Employers Trim Their 401(k) Fees
Lower expenses and cheaper share classes are good news for workers.
An Aon Hewitt survey found that more than 75% of employers had attempted to cut 401(k) expenses in the past two years. We spoke to Rob Austin, director of retirement research at human resources consultant Aon Hewitt, to find out more about this trend and others affecting 401(k) accounts.
KIPLINGER: What’s behind the fee-trimming trend?
AUSTIN: The Department of Labor’s fee disclosure requirement shone a spotlight on fees for a lot of employers, and it has made more people aware of what they’re paying for. A second motivation is employers’ legal obligation to act in their employees’ best interest, known as their fiduciary duty. Employers want to make sure they provide the best investments at the best price.
The survey also found a big increase in the number of plans that offer “institutional class” funds. Why?
Employers can use their purchasing power to invest in funds used by professionals that are not broadly available to individual investors outside of 401(k) plans. Ultimately, the funds can provide better returns and lower fees.

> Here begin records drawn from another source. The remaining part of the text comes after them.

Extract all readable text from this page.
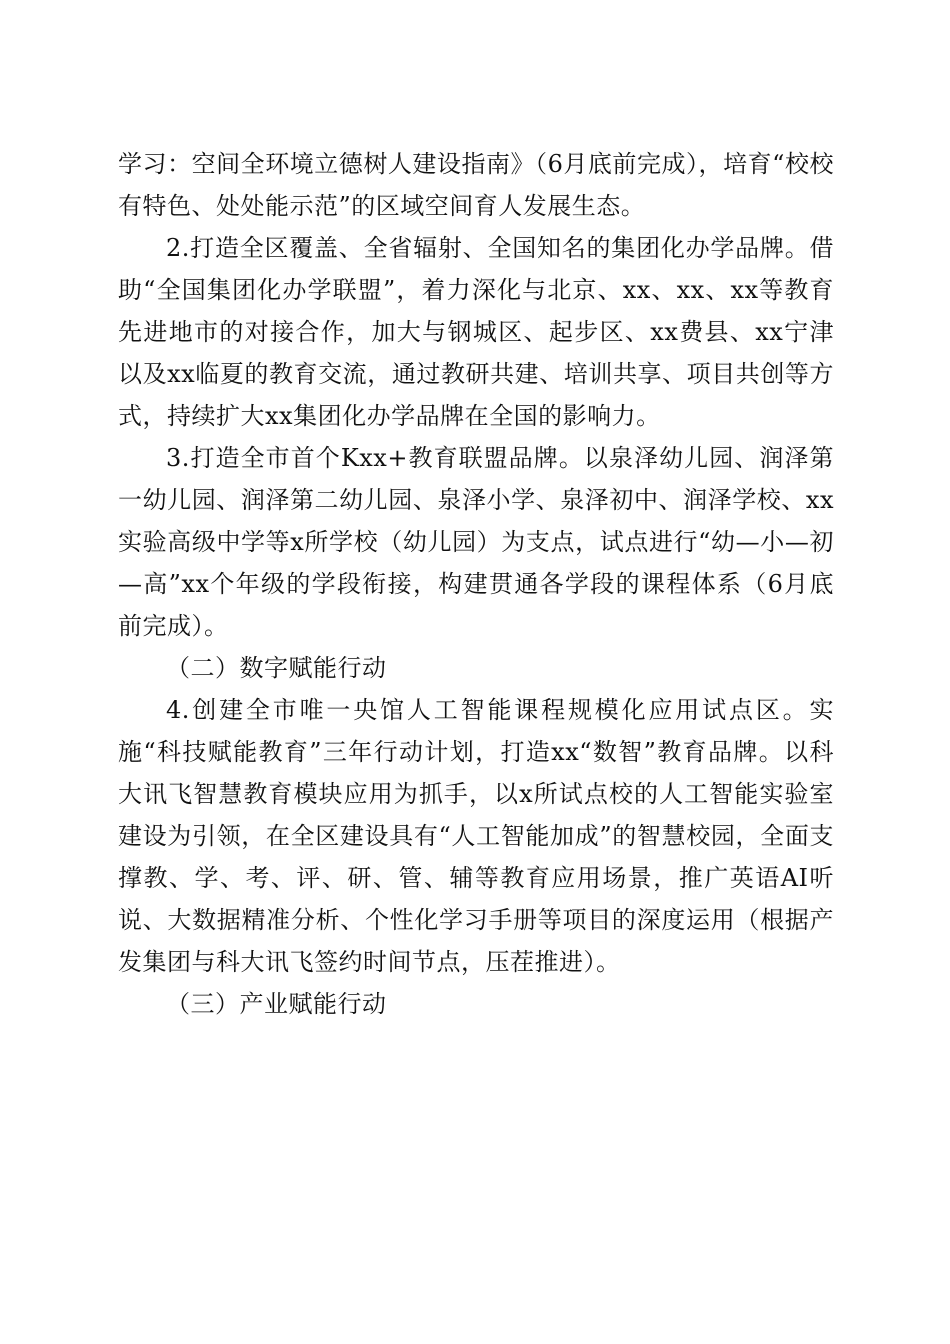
学习：空间全环境立德树人建设指南》（6月底前完成），培育“校校有特色、处处能示范”的区域空间育人发展生态。

2.打造全区覆盖、全省辐射、全国知名的集团化办学品牌。借助“全国集团化办学联盟”，着力深化与北京、xx、xx、xx等教育先进地市的对接合作，加大与钢城区、起步区、xx费县、xx宁津以及xx临夏的教育交流，通过教研共建、培训共享、项目共创等方式，持续扩大xx集团化办学品牌在全国的影响力。

3.打造全市首个Kxx+教育联盟品牌。以泉泽幼儿园、润泽第一幼儿园、润泽第二幼儿园、泉泽小学、泉泽初中、润泽学校、xx实验高级中学等x所学校（幼儿园）为支点，试点进行“幼—小—初—高”xx个年级的学段衔接，构建贯通各学段的课程体系（6月底前完成）。

（二）数字赋能行动

4.创建全市唯一央馆人工智能课程规模化应用试点区。实施“科技赋能教育”三年行动计划，打造xx“数智”教育品牌。以科大讯飞智慧教育模块应用为抓手，以x所试点校的人工智能实验室建设为引领，在全区建设具有“人工智能加成”的智慧校园，全面支撑教、学、考、评、研、管、辅等教育应用场景，推广英语AI听说、大数据精准分析、个性化学习手册等项目的深度运用（根据产发集团与科大讯飞签约时间节点，压茬推进）。

（三）产业赋能行动
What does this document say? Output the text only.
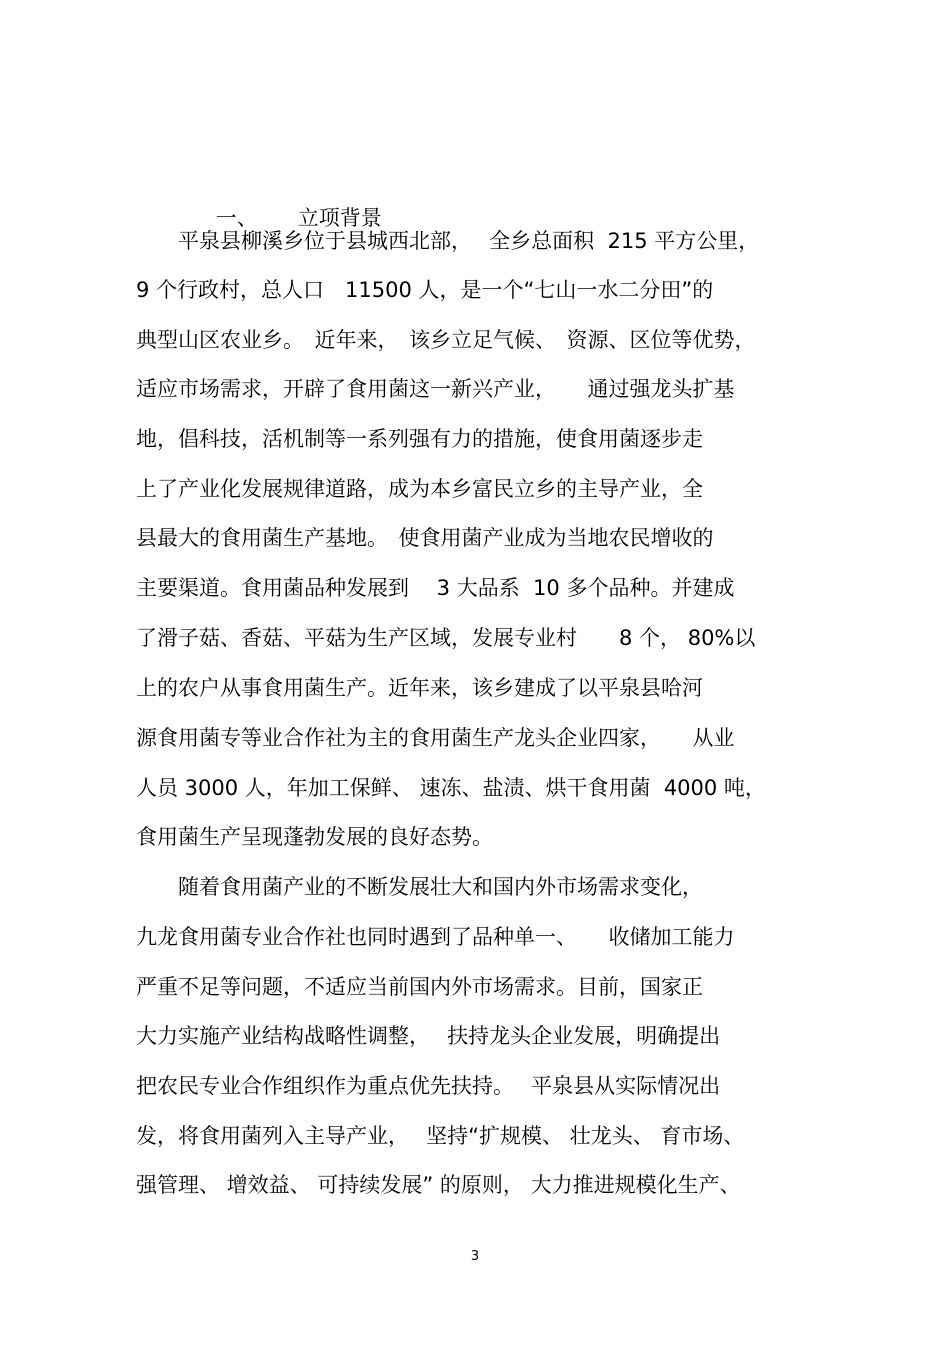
一、 立项背景

　　平泉县柳溪乡位于县城西北部，　 全乡总面积  215 平方公里，
9 个行政村，总人口　11500 人，是一个“七山一水二分田”的
典型山区农业乡。　近年来，　该乡立足气候、　资源、区位等优势，
适应市场需求，开辟了食用菌这一新兴产业，　　通过强龙头扩基
地，倡科技，活机制等一系列强有力的措施，使食用菌逐步走
上了产业化发展规律道路，成为本乡富民立乡的主导产业，全
县最大的食用菌生产基地。　使食用菌产业成为当地农民增收的
主要渠道。食用菌品种发展到　 3 大品系  10 多个品种。并建成
了滑子菇、香菇、平菇为生产区域，发展专业村　　8 个， 80%以
上的农户从事食用菌生产。近年来，该乡建成了以平泉县哈河
源食用菌专等业合作社为主的食用菌生产龙头企业四家，　　从业
人员 3000 人，年加工保鲜、 速冻、盐渍、烘干食用菌  4000 吨，
食用菌生产呈现蓬勃发展的良好态势。
　　随着食用菌产业的不断发展壮大和国内外市场需求变化，
九龙食用菌专业合作社也同时遇到了品种单一、　　收储加工能力
严重不足等问题，不适应当前国内外市场需求。目前，国家正
大力实施产业结构战略性调整，　 扶持龙头企业发展，明确提出
把农民专业合作组织作为重点优先扶持。　 平泉县从实际情况出
发，将食用菌列入主导产业，　 坚持“扩规模、 壮龙头、 育市场、
强管理、 增效益、 可持续发展” 的原则， 大力推进规模化生产、
3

More companies are charging a record-keeping fee instead of a fee based on a percentage of assets. How does that benefit employees?

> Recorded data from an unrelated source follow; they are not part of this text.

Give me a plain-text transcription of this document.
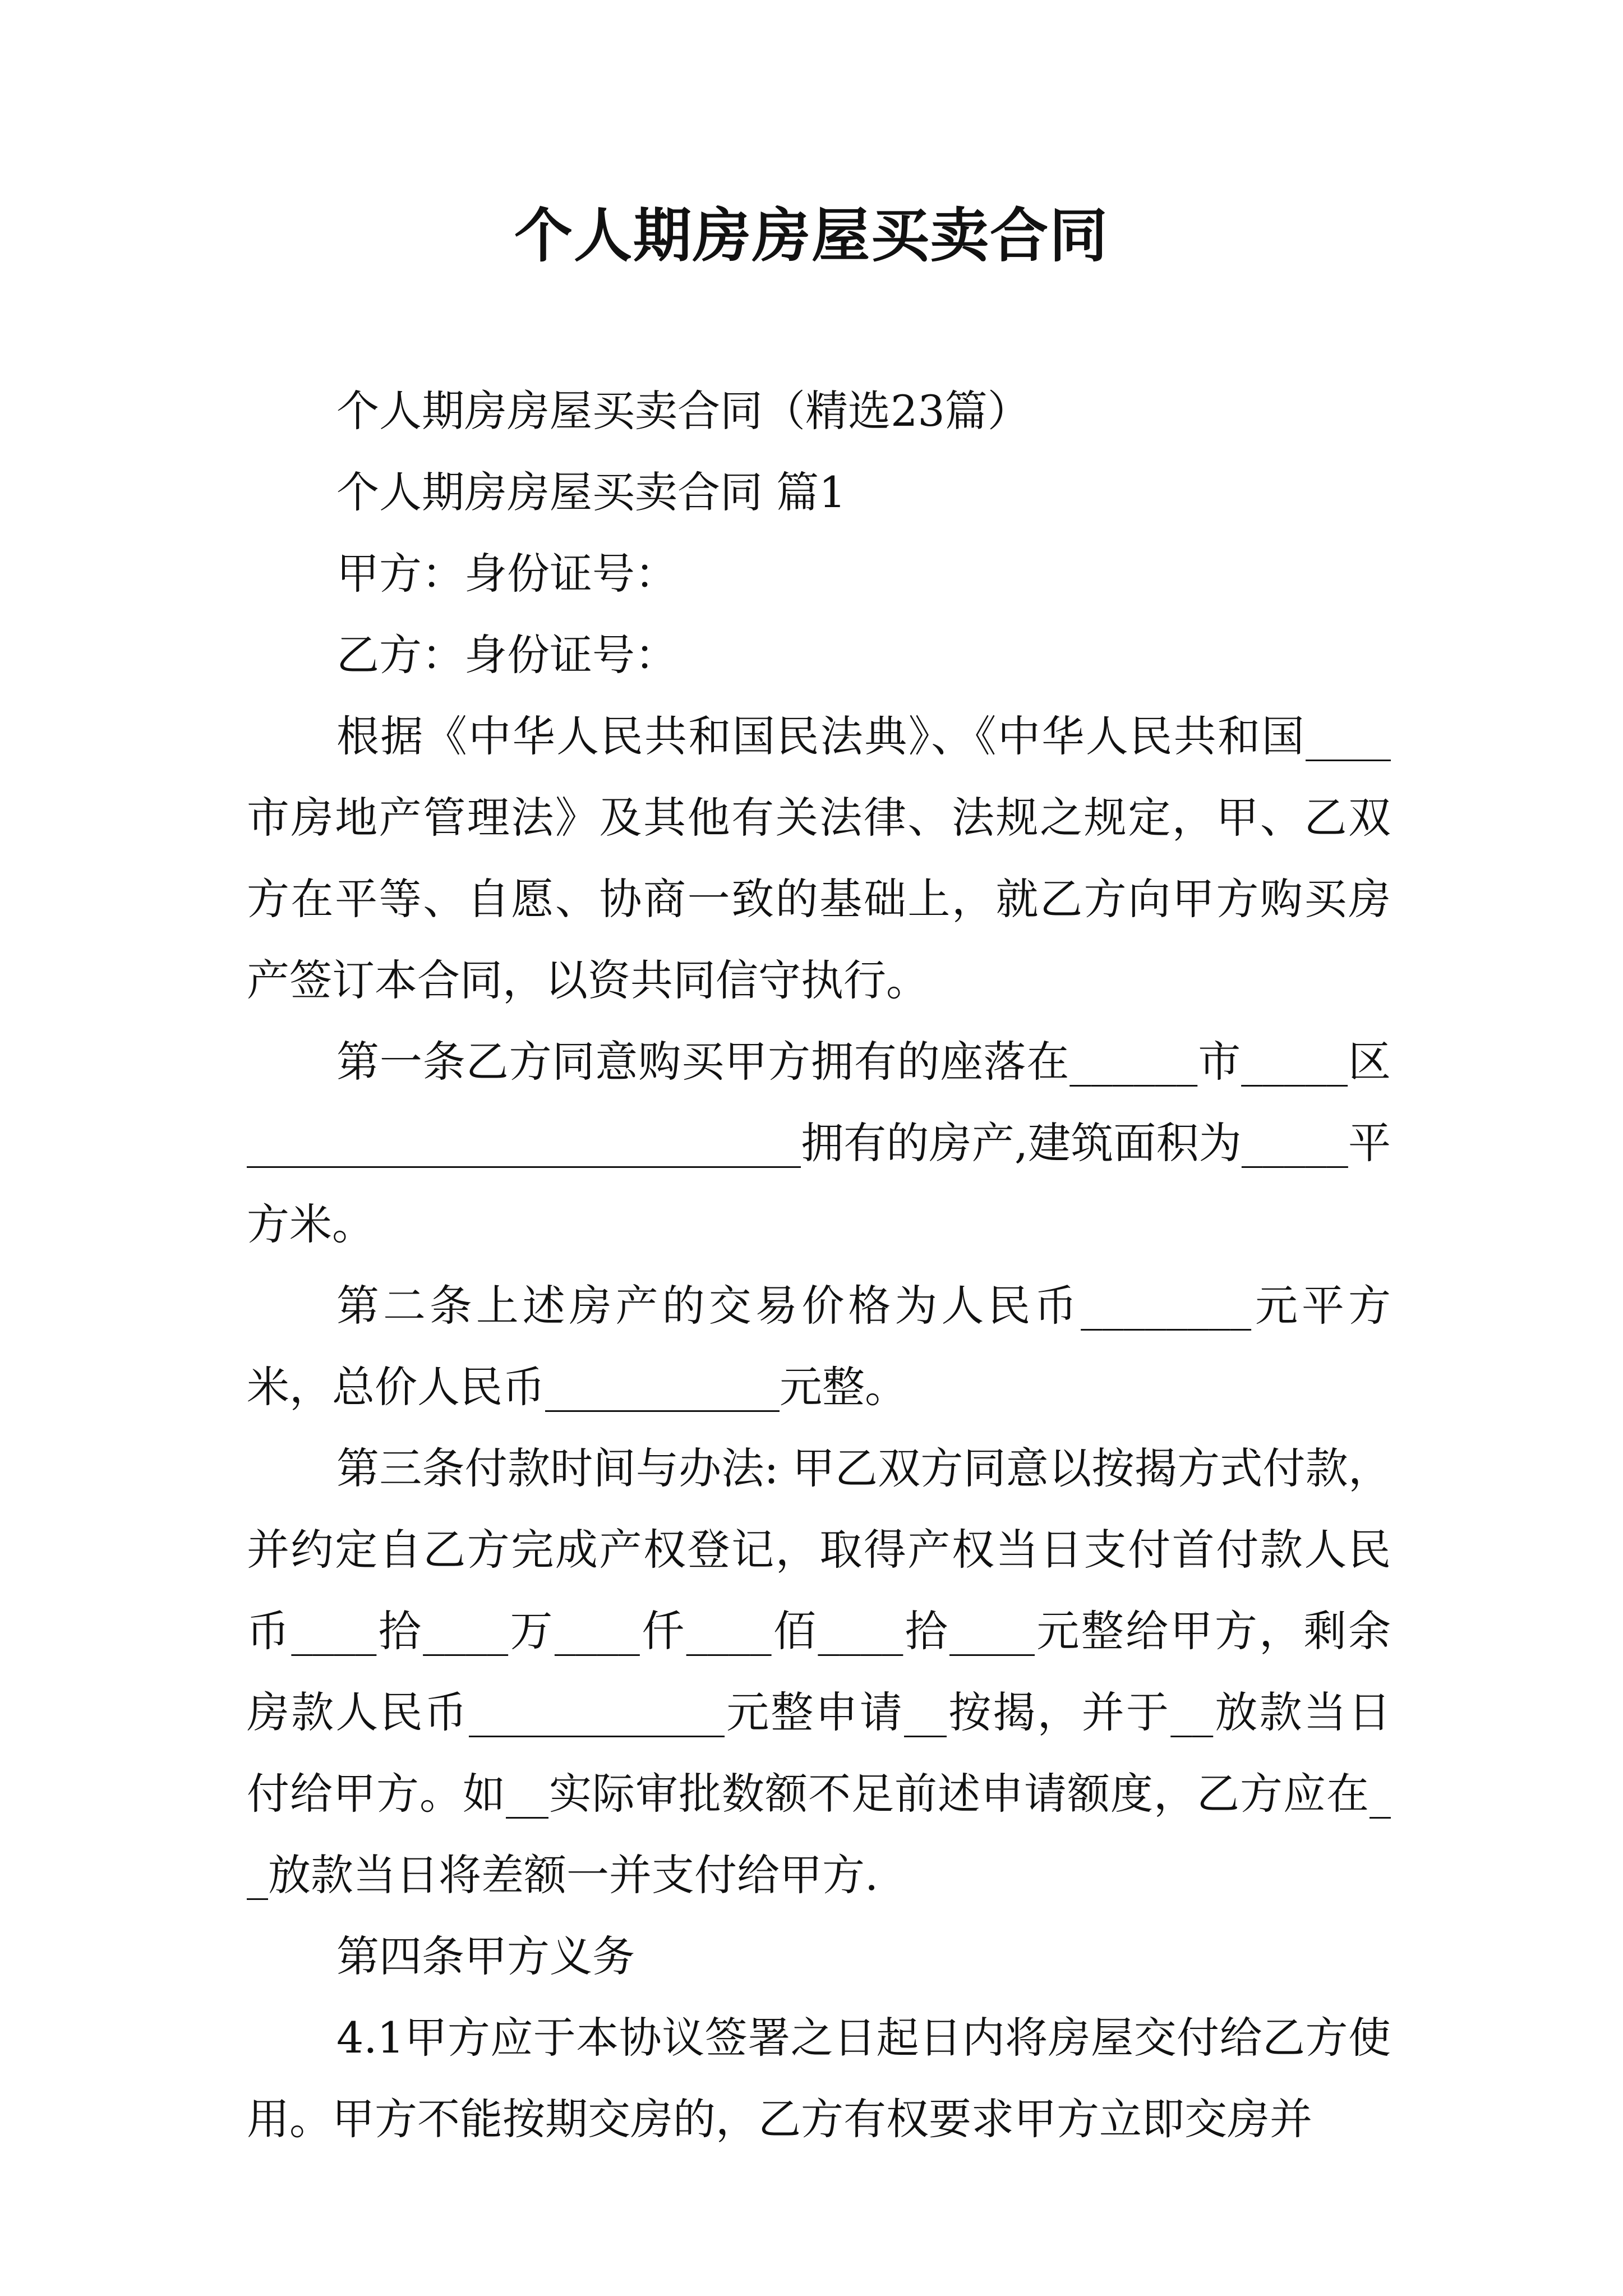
个人期房房屋买卖合同

个人期房房屋买卖合同（精选23篇）

个人期房房屋买卖合同 篇1

甲方：身份证号：

乙方：身份证号：

根据《中华人民共和国民法典》、《中华人民共和国____市房地产管理法》及其他有关法律、法规之规定，甲、乙双方在平等、自愿、协商一致的基础上，就乙方向甲方购买房产签订本合同，以资共同信守执行。

第一条乙方同意购买甲方拥有的座落在______市_____区__________________________拥有的房产,建筑面积为_____平方米。

第二条上述房产的交易价格为人民币________元平方米，总价人民币___________元整。

第三条付款时间与办法: 甲乙双方同意以按揭方式付款，并约定自乙方完成产权登记，取得产权当日支付首付款人民币____拾____万____仟____佰____拾____元整给甲方，剩余房款人民币____________元整申请__按揭，并于__放款当日付给甲方。如__实际审批数额不足前述申请额度，乙方应在__放款当日将差额一并支付给甲方.

第四条甲方义务

4.1甲方应于本协议签署之日起日内将房屋交付给乙方使用。甲方不能按期交房的，乙方有权要求甲方立即交房并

When employees are charged a flat rate of $50 a year, a typical participant with a starting salary of $75,000 ends up with $200,000 more in retirement than he or she would have had if a yearly fee of as little as 0.25% of assets were imposed. A flat fee is a little more equitable, too. Whether a person has a balance of $100 or $100,000, he or she has access to the same technology, the same phone lines. Why should the employee who has more money pay more for those tools and resources?
Are employees who leave their jobs better off keeping their money in their former employer’s 401(k), rather than rolling it into an IRA?

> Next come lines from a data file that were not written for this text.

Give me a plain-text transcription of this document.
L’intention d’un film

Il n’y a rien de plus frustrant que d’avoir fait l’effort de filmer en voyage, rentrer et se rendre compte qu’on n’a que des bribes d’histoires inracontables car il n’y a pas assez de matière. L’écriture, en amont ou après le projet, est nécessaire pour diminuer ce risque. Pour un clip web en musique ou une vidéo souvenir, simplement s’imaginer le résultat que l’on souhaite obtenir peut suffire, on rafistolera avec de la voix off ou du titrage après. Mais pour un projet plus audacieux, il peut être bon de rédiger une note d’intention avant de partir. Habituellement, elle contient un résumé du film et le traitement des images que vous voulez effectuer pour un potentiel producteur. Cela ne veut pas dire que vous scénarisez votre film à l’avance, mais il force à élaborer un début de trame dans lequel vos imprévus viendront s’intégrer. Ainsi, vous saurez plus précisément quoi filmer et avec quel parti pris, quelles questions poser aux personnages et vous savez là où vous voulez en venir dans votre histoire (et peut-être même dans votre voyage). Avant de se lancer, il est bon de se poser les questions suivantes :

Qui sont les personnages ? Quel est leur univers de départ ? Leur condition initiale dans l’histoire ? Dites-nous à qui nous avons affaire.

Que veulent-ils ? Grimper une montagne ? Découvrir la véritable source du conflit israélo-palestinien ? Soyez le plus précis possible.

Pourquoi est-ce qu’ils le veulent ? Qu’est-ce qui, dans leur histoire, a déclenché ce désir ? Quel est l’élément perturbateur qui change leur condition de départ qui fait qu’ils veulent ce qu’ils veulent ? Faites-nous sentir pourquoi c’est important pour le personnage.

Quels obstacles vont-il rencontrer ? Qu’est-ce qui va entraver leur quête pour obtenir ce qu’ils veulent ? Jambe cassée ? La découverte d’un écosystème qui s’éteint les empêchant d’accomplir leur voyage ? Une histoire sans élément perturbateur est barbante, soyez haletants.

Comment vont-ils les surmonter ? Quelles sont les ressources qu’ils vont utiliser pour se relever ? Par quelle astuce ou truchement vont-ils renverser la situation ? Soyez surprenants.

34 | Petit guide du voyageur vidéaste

That can be a good idea for a number of reasons. You have investment products that have lower fees. You also have the power of fiduciary responsibility through an employer plan that you wouldn’t have in a typical retail IRA. In an employer plan, there are people who have to monitor these funds to make sure that fees are competitive and returns are good.
What should employees do if they’re dissatisfied with their 401(k)?
Do a little legwork to make sure your employer is choosing the right funds. Plan administrators who are doing the right thing and have documented why they’re choosing the funds on their menu have no reason to fear. But if they can’t say for sure why they’ve chosen particular funds, then that makes for a difficult conversation.